The law, authored by Assemblyman Larry Stirling (R-San Diego), was prompted by complaints to Stirling from employees at San Diego County's Hillcrest mental health hospital.

"The whistle blowers act is a victory for good government and the thousands of honest, hard-working public employees who faithfully do their job," Stirling said. "We have brought a breath of fresh air to the musty corners of the bureaucracy."

The law was signed by Deukmejian Wednesday and goes into effect Jan. 1. It prohibits retaliation or reprisal by superiors or management against public employees who legitimately disclose information about mismanagement, waste of public funds, abuse of authority or a substantial danger to public health or safety.

Retaliation is defined in the act as "intimidation, restraint, coercion, or discrimination against any employee, or applicant for employment, who files a legitimate complaint concerning workplace activities."

Supervisors who are found to have retaliated against employees can be sentenced to a year in jail and fined $10,000.

Current law prohibits retaliation by state officers and employees, but violators are subject only to civil damages or action by the state Personnel Board. It has no provisions for local government whistle blowers.

Stirling said the bill was prompted by the harassment of at least four employees or former employees of the Hillcrest hospital, which came under fire more than a year ago for providing substandard care. The hospital has since lost its eligibility for reimbursement under the federal Medicare program. Investigations of the hospital were prompted in part by Stirling's release of documents and complaints made by hospital employees.

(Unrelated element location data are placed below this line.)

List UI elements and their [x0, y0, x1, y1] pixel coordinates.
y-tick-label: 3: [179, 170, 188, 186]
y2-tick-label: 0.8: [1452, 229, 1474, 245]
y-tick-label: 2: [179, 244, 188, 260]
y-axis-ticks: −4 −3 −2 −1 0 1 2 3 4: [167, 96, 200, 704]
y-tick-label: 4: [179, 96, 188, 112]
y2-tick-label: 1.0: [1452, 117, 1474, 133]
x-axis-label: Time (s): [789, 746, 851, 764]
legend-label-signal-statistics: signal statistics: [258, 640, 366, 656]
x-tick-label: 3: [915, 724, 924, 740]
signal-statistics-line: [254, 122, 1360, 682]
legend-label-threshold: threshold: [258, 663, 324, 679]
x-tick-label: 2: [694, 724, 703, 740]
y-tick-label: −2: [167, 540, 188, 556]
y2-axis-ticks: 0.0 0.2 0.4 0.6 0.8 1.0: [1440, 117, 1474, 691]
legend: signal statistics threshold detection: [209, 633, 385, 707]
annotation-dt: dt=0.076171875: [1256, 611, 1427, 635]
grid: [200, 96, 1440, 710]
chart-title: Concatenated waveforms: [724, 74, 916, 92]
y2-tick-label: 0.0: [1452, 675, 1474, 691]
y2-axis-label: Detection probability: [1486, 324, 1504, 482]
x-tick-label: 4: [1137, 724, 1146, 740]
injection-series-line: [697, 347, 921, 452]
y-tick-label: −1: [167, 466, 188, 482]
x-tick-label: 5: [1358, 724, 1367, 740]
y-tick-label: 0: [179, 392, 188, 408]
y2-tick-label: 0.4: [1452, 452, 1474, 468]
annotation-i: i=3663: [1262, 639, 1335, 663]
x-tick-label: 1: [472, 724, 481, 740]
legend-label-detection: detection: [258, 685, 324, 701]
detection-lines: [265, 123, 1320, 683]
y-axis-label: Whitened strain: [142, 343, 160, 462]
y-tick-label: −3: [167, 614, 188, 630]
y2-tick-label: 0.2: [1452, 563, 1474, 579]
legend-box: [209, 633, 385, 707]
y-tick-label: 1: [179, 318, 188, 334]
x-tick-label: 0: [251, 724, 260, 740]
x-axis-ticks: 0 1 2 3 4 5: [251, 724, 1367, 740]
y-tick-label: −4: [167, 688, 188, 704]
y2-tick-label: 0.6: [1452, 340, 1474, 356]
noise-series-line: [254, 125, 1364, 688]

Three of the employees still work for the county and the fourth resigned last year. None of them has complained formally of being harassed.

Stirling's bill was opposed by the San Diego County Board of Supervisors. Marilyn Buck, assistant director of intergovernmental affairs, said the county objected to the criminal penalties attached to the bill.

"Our concern is that the imposition of the criminal penalties would have a chilling effect on the resolve of many supervisors to take appropriate disciplinary action, even when that action would be warranted," Buck said. "You'd have to think twice before doing that."

Stirling said he wasn't concerned about managers being overly cautious.

"If they don't want to go to jail for harassing and abusing whistle blowers, then they shouldn't do it," Stirling said. "If they don't do it, they don't have to worry about the penalties. That's the best safeguard for managers who think this is too big a threat."